I’d convinced myself to skip posting today. Here I am, third week in and I’m looking for excuses to take the day off. It’s Memorial Day, I can post tomorrow. Everyone takes today off if they can. I’m self-employed so I get to set my schedule. Sure, I promised to post every Monday (I reserve the right not to post while travelling) but what difference does one day make? Humph!
I’ve always really loved the song ‘Father and Son’ by Yusuf Islam. When I first heard it as an angsty teenager, I’d just lost my Dad right in the middle of my struggle to get him to acknowledge my fledgling adulthood and the idea behind that song felt right on target. I was the son, struggling to make my father understand me even though that was no longer an actual possibility.
Over the last decade, unnoticed at first, I’ve come to realize that I no longer identify with the son. I still feel the old ache from the missed opportunity with my Dad when I hear the song but I find myself identifying much more with the father (which just shows how brilliant the song is). Many things that used to get me fired up are now well considered after years of contemplation and I find myself possessed of almost Buddha-like patience which can, unfortunately, lead to inaction.
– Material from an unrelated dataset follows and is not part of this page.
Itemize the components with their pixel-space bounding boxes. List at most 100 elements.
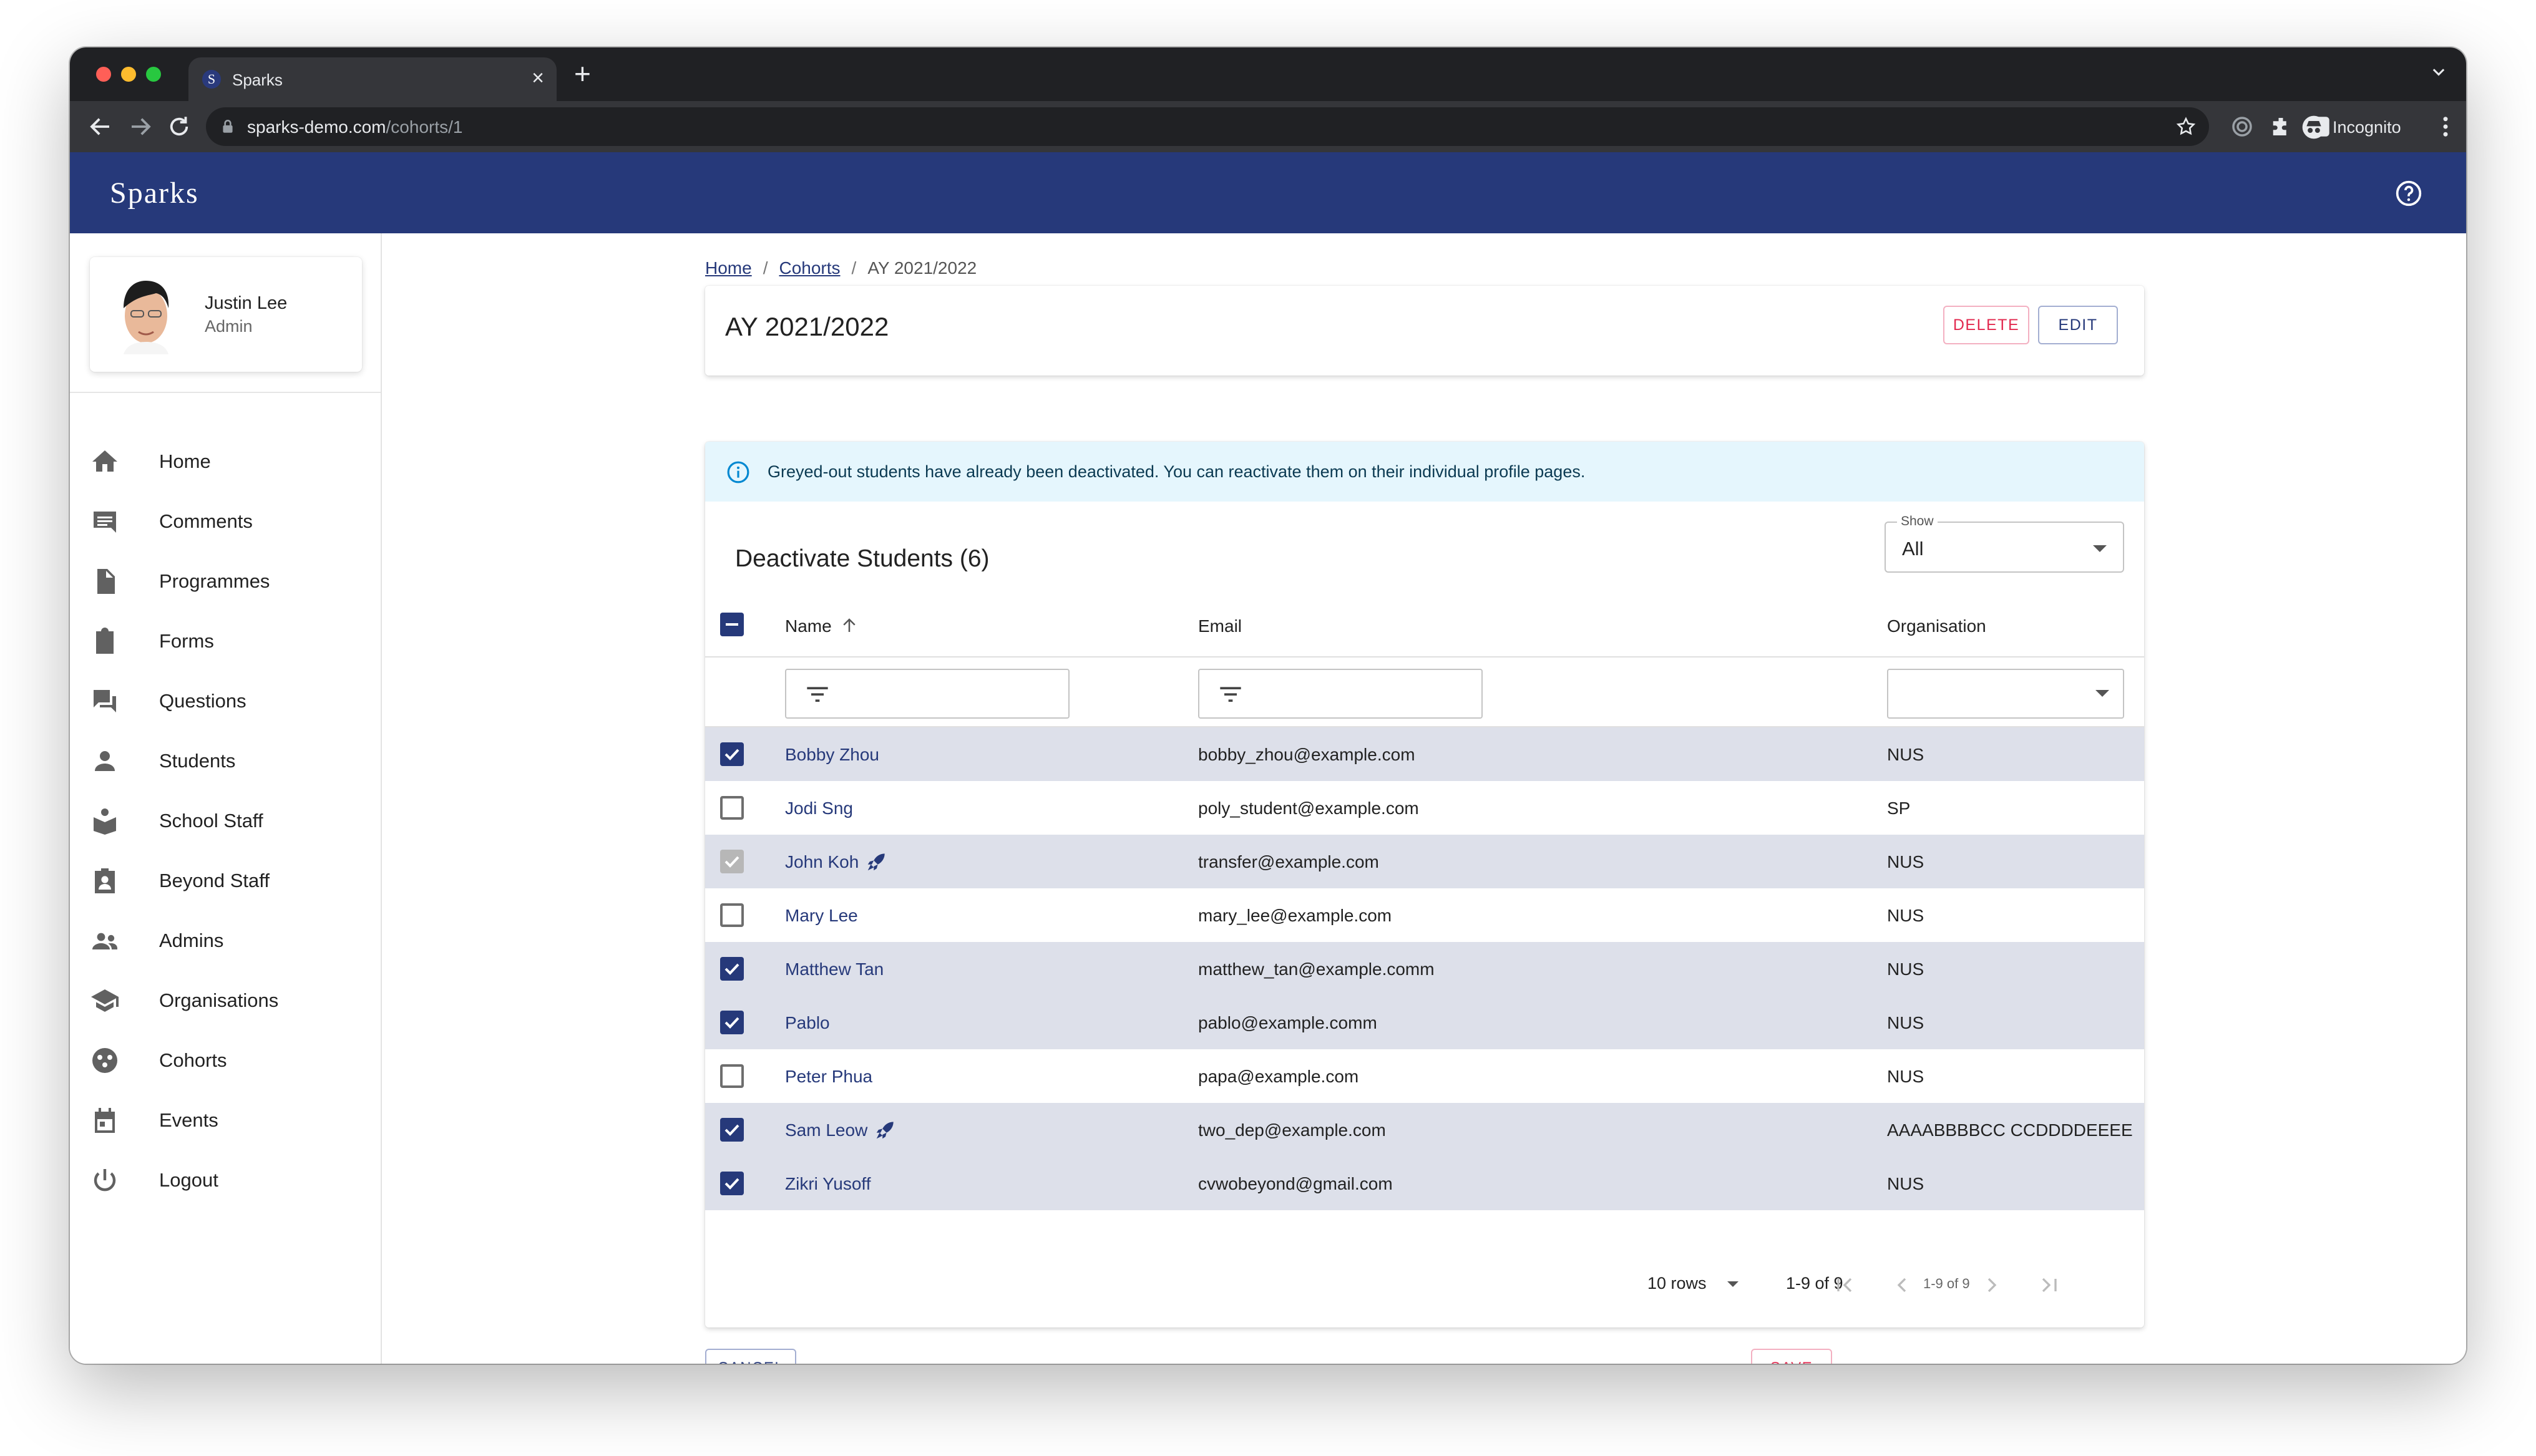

My point is that the voice telling me it’s ok to wait one day to post is the father in the song. He’s got a lot of valuable traits, but in this case he’s just wrong. The father perceives time as still waters extending to the horizon. The only way this whole thing is going to work is if I act like the son and see time as waves I have to hop over as they come rolling in. No time to pause, no time to think, just time to act.
If pivoting to a new career is like a rebirth, then I have to go through all the awkward stages of growing up, don’t I? The voice is saying “Just relax, take it easy.” That’s the wrong attitude for a budding career. It needs constant care and feeding. It needs the son’s passion, not the father’s experience. So though the father in me decided not to post, the son in me overrode him for once and I find that to be encouraging.